As many as 37 percent of senior company executives feel the new labour codes have not led to any significant gain or loss for the company’s costs, but about 35 percent feel they have been net negative.
These figures have been taken from a Moneycontrol-Deloitte CXO Survey conducted on 46 executives.
As per survey, 17 respondents (37 percent) say that compliance simplification by the four new labour codes roughly offsets costs increases.
16 respondents (34.8 percent) say that wage related cost increases outweigh compliance simplification, thus increasing overall manpower by over 5 percent. 5 respondents, however, say the exact reverse; and 8 are yet to do an assessment.
"Gratuity costs will increase. All other aspects were already in place. No visible reduction in compliance costs, though second degree easing of compliance is highly appreciated," said one executive.
"Simplified compliance frameworks improve operational efficiency, though some cost pressures may emerge during transition," second executive noted.

And another person said that "it’s full of complications and will lead to lots of challenges."
The central government in November notified the four labour codes, which subsumed in it 29 former labour laws. The four codes are: Code of Wages, 2019; The Social Security Code, 2020; The Occupational Safety, Health, and Working Conditions Code, 2020; and The Industrial Relations Code, 2020.
The new codes mandate universal minimum wages, ensures gender equality in pay and hiring, standardises definition of wages, mandates overtime benefits, stipulates social security for gig and platform workers, improves dispute resolution mechanism, decriminalises minor offences, and reduces compliance costs.

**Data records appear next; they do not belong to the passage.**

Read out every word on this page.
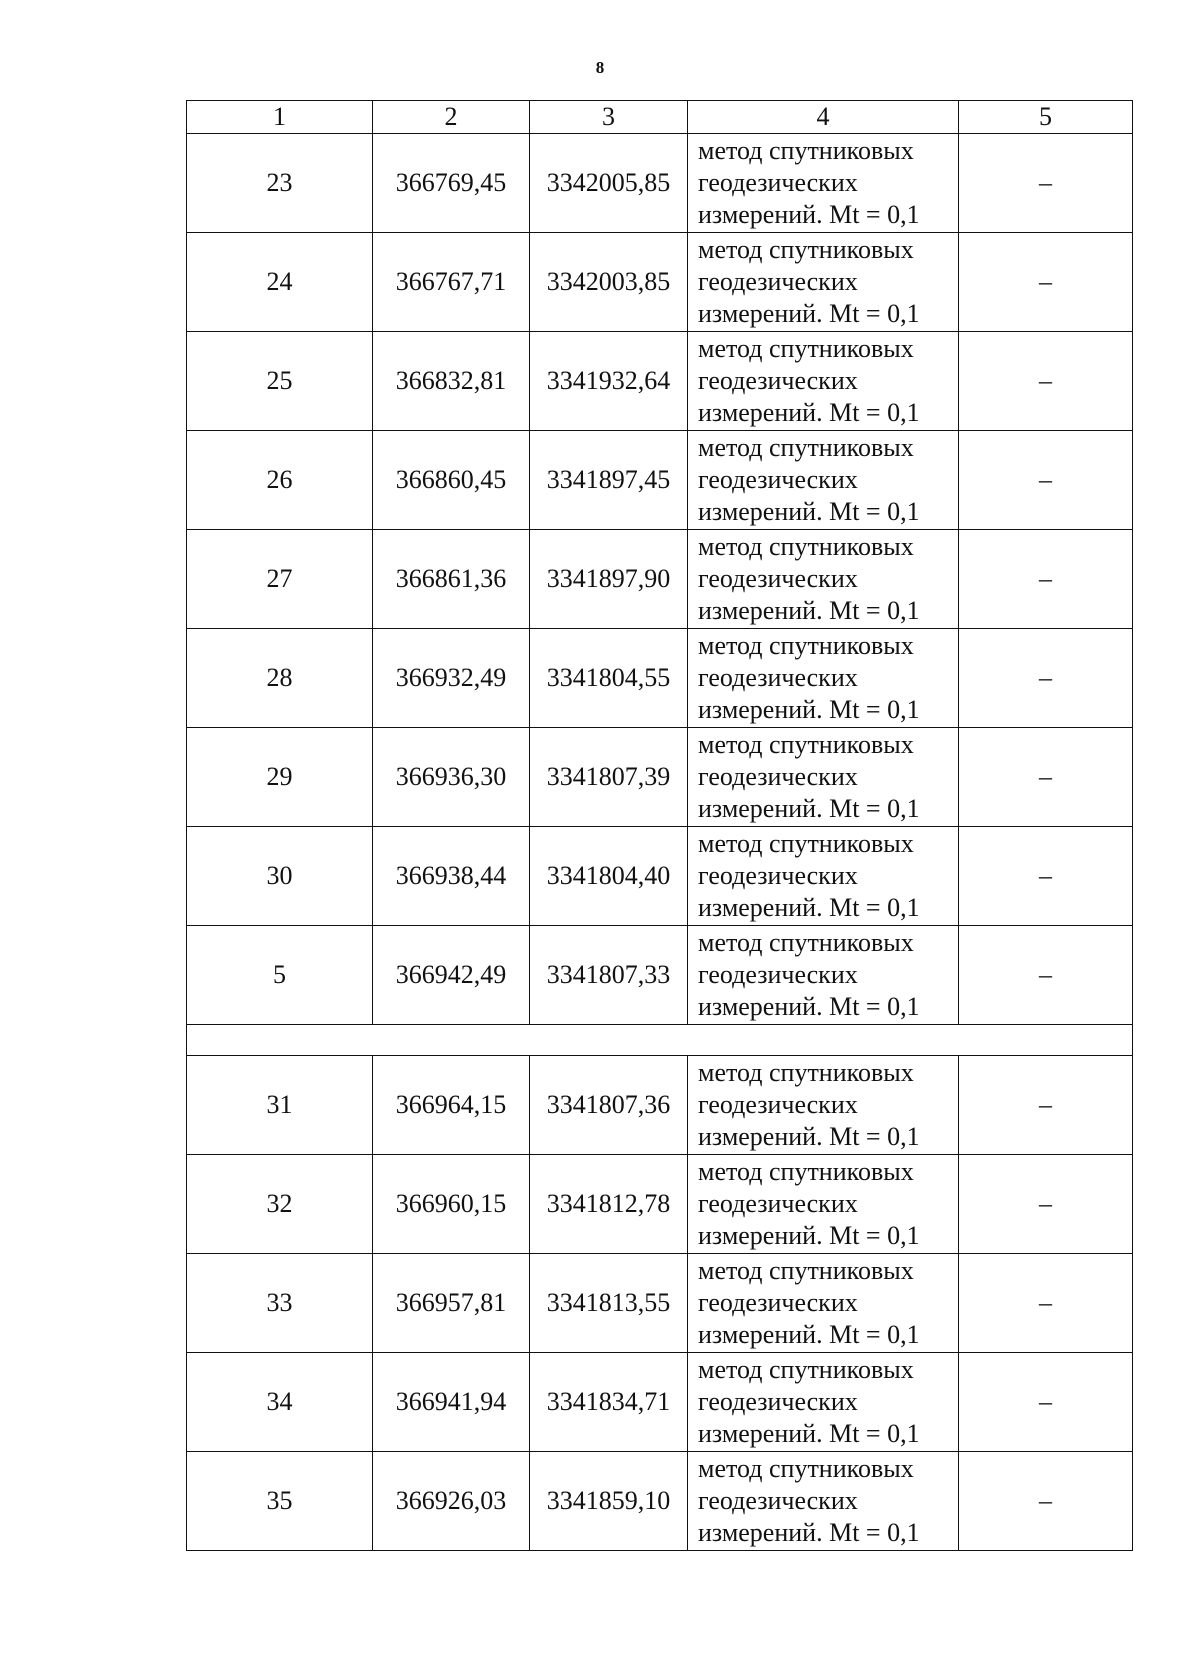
8
1	2	3	4	5
23	366769,45	3342005,85	метод спутниковых
геодезических
измерений. Mt = 0,1	–
24	366767,71	3342003,85	метод спутниковых
геодезических
измерений. Mt = 0,1	–
25	366832,81	3341932,64	метод спутниковых
геодезических
измерений. Mt = 0,1	–
26	366860,45	3341897,45	метод спутниковых
геодезических
измерений. Mt = 0,1	–
27	366861,36	3341897,90	метод спутниковых
геодезических
измерений. Mt = 0,1	–
28	366932,49	3341804,55	метод спутниковых
геодезических
измерений. Mt = 0,1	–
29	366936,30	3341807,39	метод спутниковых
геодезических
измерений. Mt = 0,1	–
30	366938,44	3341804,40	метод спутниковых
геодезических
измерений. Mt = 0,1	–
5	366942,49	3341807,33	метод спутниковых
геодезических
измерений. Mt = 0,1	–

31	366964,15	3341807,36	метод спутниковых
геодезических
измерений. Mt = 0,1	–
32	366960,15	3341812,78	метод спутниковых
геодезических
измерений. Mt = 0,1	–
33	366957,81	3341813,55	метод спутниковых
геодезических
измерений. Mt = 0,1	–
34	366941,94	3341834,71	метод спутниковых
геодезических
измерений. Mt = 0,1	–
35	366926,03	3341859,10	метод спутниковых
геодезических
измерений. Mt = 0,1	–
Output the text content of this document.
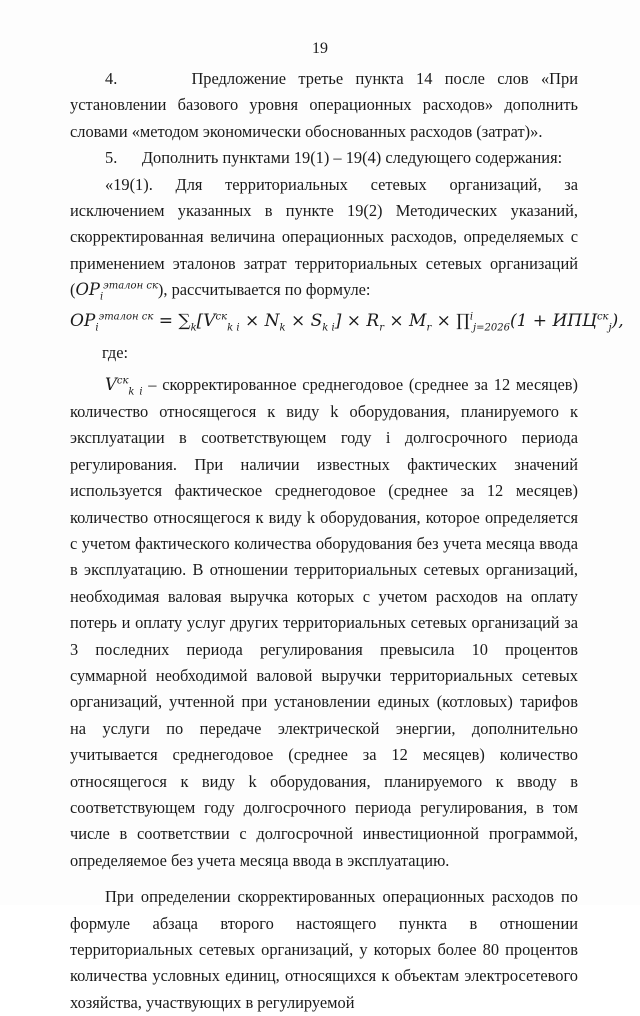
19

4.      Предложение третье пункта 14 после слов «При установлении базового уровня операционных расходов» дополнить словами «методом экономически обоснованных расходов (затрат)».

5.      Дополнить пунктами 19(1) – 19(4) следующего содержания:

«19(1). Для территориальных сетевых организаций, за исключением указанных в пункте 19(2) Методических указаний, скорректированная величина операционных расходов, определяемых с применением эталонов затрат территориальных сетевых организаций $(ОР_i^{эталон ск})$, рассчитывается по формуле:

$ОР_i^{эталон ск} = \sum_k[V^{ск}_{k i} \times N_k \times S_{k i}] \times R_r \times M_r$ × ∏$^i_{j=2026}$(1 + $ИПЦ^{ск}_j$),

где:

$V^{ск}_{k i}$ – скорректированное среднегодовое (среднее за 12 месяцев) количество относящегося к виду k оборудования, планируемого к эксплуатации в соответствующем году i долгосрочного периода регулирования. При наличии известных фактических значений используется фактическое среднегодовое (среднее за 12 месяцев) количество относящегося к виду k оборудования, которое определяется с учетом фактического количества оборудования без учета месяца ввода в эксплуатацию. В отношении территориальных сетевых организаций, необходимая валовая выручка которых с учетом расходов на оплату потерь и оплату услуг других территориальных сетевых организаций за 3 последних периода регулирования превысила 10 процентов суммарной необходимой валовой выручки территориальных сетевых организаций, учтенной при установлении единых (котловых) тарифов на услуги по передаче электрической энергии, дополнительно учитывается среднегодовое (среднее за 12 месяцев) количество относящегося к виду k оборудования, планируемого к вводу в соответствующем году долгосрочного периода регулирования, в том числе в соответствии с долгосрочной инвестиционной программой, определяемое без учета месяца ввода в эксплуатацию.

При определении скорректированных операционных расходов по формуле абзаца второго настоящего пункта в отношении территориальных сетевых организаций, у которых более 80 процентов количества условных единиц, относящихся к объектам электросетевого хозяйства, участвующих в регулируемой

Earlier in an interview to Moneycontrol, Labour Secretary Vandana Gurnani had said that in terms of pure costs, there are many provisions in the codes, which will offset the impact on companies.
"There is a huge compliance reduction for companies – which will save them a lot of money," she had said.
"Simpler, transparent, and decriminalised laws led to lesser confusion and litigation. Industry will benefit from this. The registration is single, license is single, return is single. The number of registers that companies need to maintain now have come down from 84 to 8. The compliances approvals will all be digitally now," Gurnani had said.
"Also, there are timelines imposed now. For instance, if a license has to be provided, it has to be done in a specific period, else, it’s deemed approval. 87 criminal offences are reduced to 22, of which 16 are compoundable. Only six are non-compoundable, which are very serious, such as safety violation, or non-adherence to social security rules. Procedural and technical offences have been converted to heavy penalties and fines. Criminal offences have been rationalised," she had said.
All this will benefit the MSMEs the most, because for them meeting compliances is tough, she added.
Earlier this month, India’s major tech companies had reported a hit on profit margins in the December quarter -- on account of additional expenditure incurred on new labour codes.
Moneycontrol reported on January 15 that TCS, Infosys and HCLTech incurred a combined Rs 4,373 crore in exceptional charges (one-off expense) due to the implementation of the labour codes.
Tata Consultancy Services (TCS) reported a Rs 2,128 crore exceptional charge, Infosys Rs 1,289 crore and HCLTech Rs 956 crore.
This was largely because of the changes in definition of “wages”. The Code on Wages mandates that a minimum of 50 percent of an employee’s remuneration include basic pay, dearness allowance and retaining allowance, which are collectively referred to as "wages".
All other allowances such as HRA, conveyance and special allowance, cannot exceed 50 percent of the total remuneration. If allowances account for more than 50 percent of an employee’s remuneration, the excess amount will be automatically added to "wages" for statutory calculations.
It simply means the base for the calculation of the provident fund and gratuity has now increased, and more money will flow to those accounts.
An official from the government, however, said that these are "one-time expenses" due to the transition phase. "The companies going forward will formulate their remuneration package accordingly. We must remember the codes were finalized and implemented after due consultation from all stakeholders, including the industry," the official told Moneycontrol when asked about the higher costs.